When Cost Is No Object
For those with big-enough budgets, the best accommodation option might be Hoshinoya Tokyo, smack in the middle of the city but as quiet as if it were tucked away in a northern forest. Each floor has half a dozen impeccable Japanese-style rooms and a lounge in which staff serve complimentary onigiri (rice balls), miso soup, and even sake. Opened in 2016, it features separate open-air baths for men and women on its top floor, with thermal water pumped up from 1,500 metres below Tokyo.
Places to Eat
Thinking about Eating
The farm-to-table ethos is taken to the next level at Mensho, a new restaurant in the Otowa neighbourhood. Through the glass at the back of the restaurant, you can even watch the staff milling their own whole wheat flour, which they then transform into ramen and other forms of noodles. The ultimate goal is to make people think about what they eat.
More Noodle News
Last year, Nakiryu became the second ramen restaurant in Tokyo to receive a coveted Michelin star (Tsuta, only about a kilometre away, was the first). There can’t be many other Michelin-starred restaurants in which the signature dish costs less than ¥1,000 (USD9/RM37), nor can there be many in which you order your meal from a ticket-vending machine. But get there early: at both Nakiryu and Tsuta, the queue to get in is typically dozens of people long.
Places to Shop
Shopping Shrine
Built to resemble a Shinto shrine, Oriental Bazaar should be a pilgrimage site for anybody looking to buy souvenirs of a trip to Japan.
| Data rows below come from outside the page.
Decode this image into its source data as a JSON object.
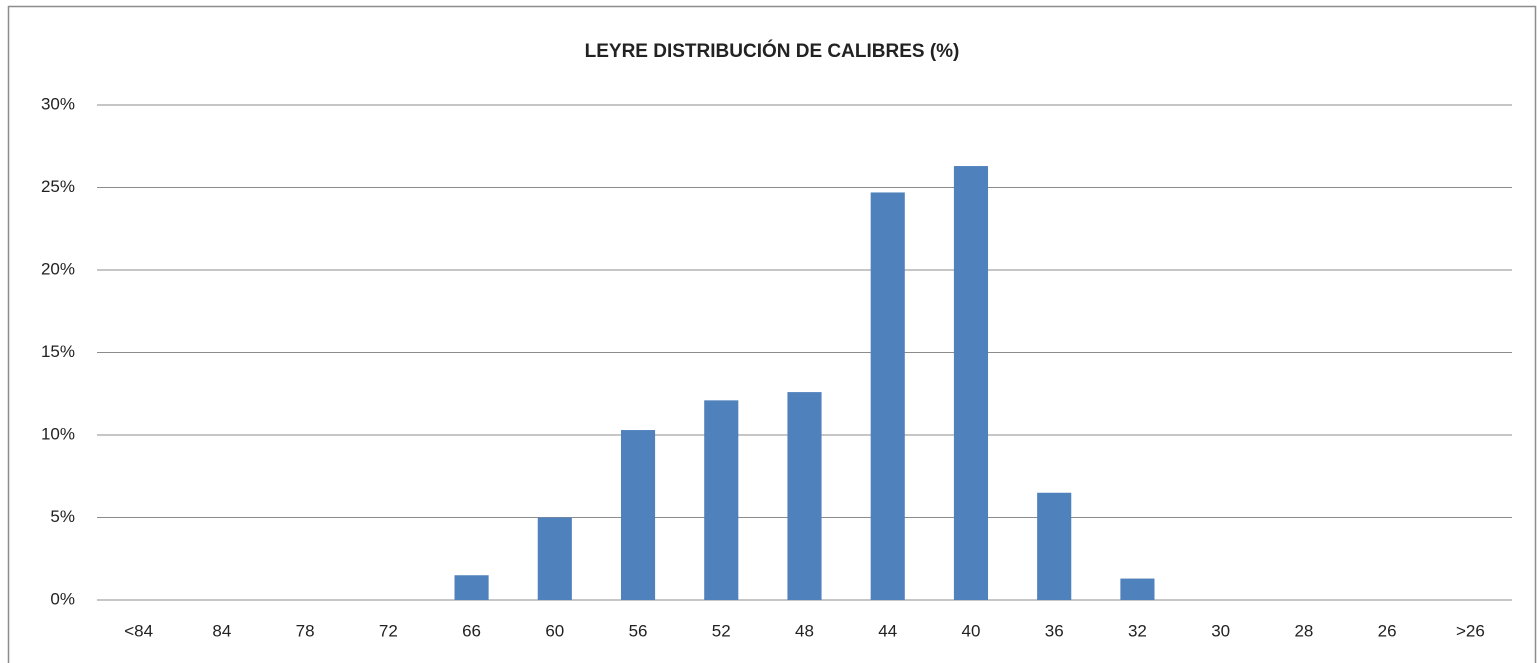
{
  "chart_data": {
    "type": "bar",
    "title": "LEYRE DISTRIBUCIÓN DE CALIBRES (%)",
    "categories": [
      "<84",
      "84",
      "78",
      "72",
      "66",
      "60",
      "56",
      "52",
      "48",
      "44",
      "40",
      "36",
      "32",
      "30",
      "28",
      "26",
      ">26"
    ],
    "values": [
      0,
      0,
      0,
      0,
      1.5,
      5.0,
      10.3,
      12.1,
      12.6,
      24.7,
      26.3,
      6.5,
      1.3,
      0,
      0,
      0,
      0
    ],
    "color": "#4f81bd",
    "ylim": [
      0,
      30
    ],
    "yticks": [
      {
        "value": 0,
        "label": "0%"
      },
      {
        "value": 5,
        "label": "5%"
      },
      {
        "value": 10,
        "label": "10%"
      },
      {
        "value": 15,
        "label": "15%"
      },
      {
        "value": 20,
        "label": "20%"
      },
      {
        "value": 25,
        "label": "25%"
      },
      {
        "value": 30,
        "label": "30%"
      }
    ],
    "grid": true
  }
}
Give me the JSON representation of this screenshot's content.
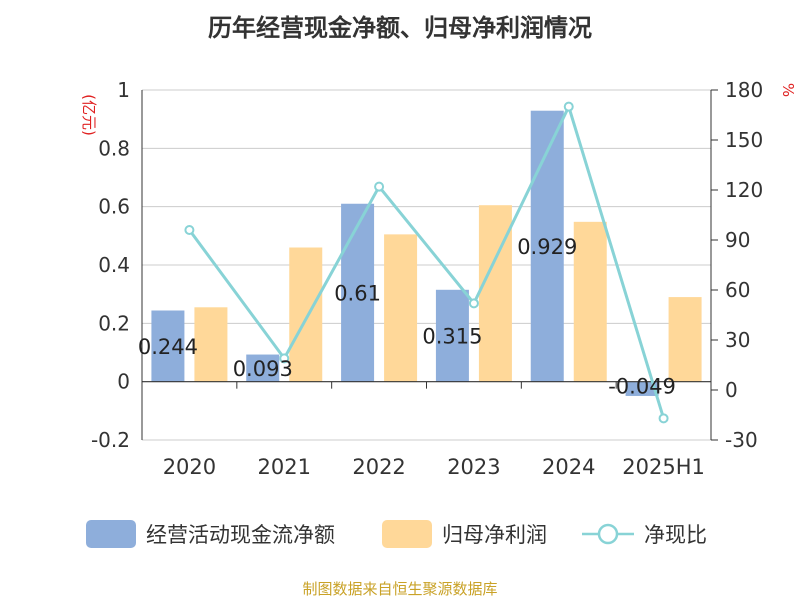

From top quality to total kitsch – antique kimonos to USB thumb drives shaped like pieces of sushi – it has every kind of souvenir you can think of, as well as many you would never have dreamed of; be ready for some impulse buying. Oriental Bazaar is in the Omotesando district, not far from the goofiness of Harajuku.
On and Off
Hoping to take home a cutting-edge rice cooker or a deluxe massage chair? Yodobashi Camera sells everything that has an “On/Off” switch (as well as plenty of things that don’t). Showing your passport with your tourist visa will earn you an exemption from the 8 percent sales tax, which incidentally is scheduled to rise to 10 percent next year. There are huge Yodobashi stores in multiple locations around the city, but the most mind-boggling of all is probably the ten-storey megastore next to Akihabara Station.
Farther Afield
Big Buddha
If you have time for just one day-trip outside Tokyo, it should be southward to Kamakura. The home base of several generations of shogun – and therefore, the de facto capital of the country – Kamakura was one of the world’s largest cities in the 13th century. Historical Buddhist temples and Shinto shrines abound, including Kotokuin, the home of one of Japan’s three big seated Buddha statues. Not far from Kamakura sits Enoshima, an island from which you can get both Mount Fuji and local surfers into the same photo.
Travel Tips
Etiquette
Japanese etiquette is so complex that you’re likely to commit at least a few faux pas every day you’re here. Fortunately, the Japanese will cut you some slack because you’re a foreigner. Just watch how the locals behave and try to behave similarly.
Currency
The Japanese yen is rather unusual as it’s not subdivided into smaller units: there are coins from ¥1 to ¥500 and bills from ¥1,000 to ¥10,000, and cash still enjoys a strong following. Indeed, some smaller businesses won’t take credit cards.
Attire
The Japanese have few hang-ups about what foreign visitors wear, but if you have tattoos, consider keeping yourself reasonably covered up. Attitudes are gradually changing, but tattoos are still frowned upon. Public baths, for example, will turn you away.
Weather
Tokyo can be unpleasantly hot and humid in the summer and cold enough for occasional snow in the winter. Spring and fall are optimal, but avoid the first week of May, when the ‘Golden Week’ holidays result in packed trains, jammed roads and full hotels.
Language
The locals will appreciate any effort you make to use a few Japanese phrases, but generally, getting by on English is no longer a problem in Tokyo; it might be if you venture out into the countryside and off the beaten track.